Keep the opening touch a text, not a call. SMS has higher open rates, lower friction, and for a card-update scenario, the customer can act in the same channel. Voice is the escalation, not the default.
Give the voice agent a clear handoff path. When a conversation gets complex — disputed charge, account change, cancellation request — the agent needs to route to a human cleanly, with context intact. Otherwise you recover the invoice but damage the relationship.
Measure from day one. The reason Brandy can say “57% in 4 days” is that the dedicated line and the HubSpot workflow made the reporting trivial. If you can’t draw a clean line from workflow entry to payment, you can’t optimize, and you can’t defend the program internally when someone asks whether the AI spend is paying for itself.
The bigger shift: collections as a workflow, not a cost center
Most RevOps leaders think about collections defensively — a cost to minimize, a risk to manage, a process to keep out of sight. The teams getting the most out of AI voice agents are the ones reframing it: collections is a revenue motion, and the long tail of self-serve AR is a recovery opportunity that was never properly worked because the economics didn’t support it.
AI changes the economics.

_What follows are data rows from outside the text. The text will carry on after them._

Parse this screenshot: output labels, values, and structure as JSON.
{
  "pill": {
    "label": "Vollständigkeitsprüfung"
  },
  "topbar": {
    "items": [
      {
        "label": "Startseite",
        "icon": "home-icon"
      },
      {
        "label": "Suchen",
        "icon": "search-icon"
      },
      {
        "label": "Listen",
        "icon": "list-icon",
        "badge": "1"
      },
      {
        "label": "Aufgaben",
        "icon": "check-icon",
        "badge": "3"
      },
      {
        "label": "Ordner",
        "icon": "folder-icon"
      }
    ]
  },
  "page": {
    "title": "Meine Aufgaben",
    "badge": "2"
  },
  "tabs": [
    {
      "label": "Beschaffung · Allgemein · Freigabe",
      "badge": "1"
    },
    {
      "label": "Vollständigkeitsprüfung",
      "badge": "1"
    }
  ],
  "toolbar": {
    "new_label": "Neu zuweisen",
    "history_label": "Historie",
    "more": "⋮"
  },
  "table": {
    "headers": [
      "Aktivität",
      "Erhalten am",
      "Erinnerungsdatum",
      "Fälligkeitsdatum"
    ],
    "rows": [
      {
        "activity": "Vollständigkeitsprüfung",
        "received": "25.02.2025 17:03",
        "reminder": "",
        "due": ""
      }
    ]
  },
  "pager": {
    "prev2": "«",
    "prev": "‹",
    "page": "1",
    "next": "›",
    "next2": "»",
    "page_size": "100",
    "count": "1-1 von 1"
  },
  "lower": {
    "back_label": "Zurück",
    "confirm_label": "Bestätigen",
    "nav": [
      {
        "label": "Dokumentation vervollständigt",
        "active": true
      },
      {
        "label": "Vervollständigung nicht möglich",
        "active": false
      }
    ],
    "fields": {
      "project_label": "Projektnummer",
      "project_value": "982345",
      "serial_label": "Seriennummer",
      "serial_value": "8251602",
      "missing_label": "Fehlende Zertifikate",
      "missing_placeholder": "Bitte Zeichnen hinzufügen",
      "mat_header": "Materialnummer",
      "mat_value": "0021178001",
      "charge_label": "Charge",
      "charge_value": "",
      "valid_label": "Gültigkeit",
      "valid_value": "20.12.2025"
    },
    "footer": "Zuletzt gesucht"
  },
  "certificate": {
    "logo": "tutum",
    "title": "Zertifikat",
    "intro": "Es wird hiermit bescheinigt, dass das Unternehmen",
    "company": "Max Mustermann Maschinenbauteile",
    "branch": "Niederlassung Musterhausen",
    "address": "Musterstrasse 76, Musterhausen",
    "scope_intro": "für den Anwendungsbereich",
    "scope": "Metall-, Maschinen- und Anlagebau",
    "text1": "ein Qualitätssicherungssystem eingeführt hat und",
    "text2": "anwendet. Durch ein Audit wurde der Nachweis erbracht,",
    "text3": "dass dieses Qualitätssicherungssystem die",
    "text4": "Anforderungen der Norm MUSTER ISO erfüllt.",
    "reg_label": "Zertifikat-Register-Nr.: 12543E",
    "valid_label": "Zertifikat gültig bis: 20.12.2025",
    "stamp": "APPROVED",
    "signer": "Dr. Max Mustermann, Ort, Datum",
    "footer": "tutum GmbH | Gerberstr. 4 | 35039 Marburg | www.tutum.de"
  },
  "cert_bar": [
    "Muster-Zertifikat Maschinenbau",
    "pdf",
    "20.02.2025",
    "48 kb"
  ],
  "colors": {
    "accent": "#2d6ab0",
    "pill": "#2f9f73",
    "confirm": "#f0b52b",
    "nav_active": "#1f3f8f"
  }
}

At the unit cost of an AI interaction, working a $300 past-due invoice isn’t a losing proposition anymore. You can run the motion on every account, not just the ones big enough to justify human effort, and you can run it faster than a human team could.
57% recovery in 4 days. 10 hours a month returned to the team. No new headcount. That’s what this looks like when the architecture is right.

Frequently Asked Questions
How does an AI voice agent recover past-due payments?
An AI voice agent places automated outbound calls to customers with past-due invoices, delivering a conversational payment reminder, handling objections or questions, and routing to a human when the situation requires it. When paired with an SMS textbot as the opening touch and a CRM workflow as the trigger, it operates as a full collections sequence — resolving most accounts without human involvement and escalating the rest with full context attached.
What percentage of past-due accounts can AI collections recover?
In Aloware’s self-serve collections workflow, 57% of past-due accounts resolved payment within 4 days of entering the AI-driven sequence. Actual recovery rates depend on invoice size, account type, how aged the receivable is, and how well the workflow is tuned, but meaningful double-digit recovery is the realistic expectation for automated outreach on self-serve AR.
Does an AI voice agent replace my collections team?
No. It replaces the repetitive, low-complexity outreach that currently eats your team’s time — the first three touches on a past-due self-serve account, the ones that most often go unanswered or get resolved with a simple card update. Your human team moves up the stack to handle disputes, complex accounts, and relationship-sensitive conversations with full context from the AI agent’s prior interactions.
How does Aloware integrate with my billing platform and HubSpot?
Your subscription billing platform is the source of truth for past-due status. HubSpot orchestrates the workflow — when a contact crosses a past-due threshold, HubSpot enrolls them in an Aloware sequence. Aloware’s AI textbot and voice agent execute the outreach, log every interaction back to HubSpot, and update contact properties based on outcomes. The result is a closed-loop workflow where your billing, CRM, and communication systems share state.
How long does it take to set up AI collections?
A working version of this workflow can be stood up in a single afternoon: one dedicated outbound line, one textbot, one voice agent, one HubSpot automation. Ongoing tuning — script refinement, escalation logic, reporting — happens over the first few weeks as real conversations come in.
What kind of accounts is this best suited for?
Self-serve and long-tail MRR accounts where the unit economics of human outreach are difficult to justify. If your average past-due invoice is small relative to the cost of a collections rep’s time, an AI voice agent is the layer that makes working those accounts economically viable.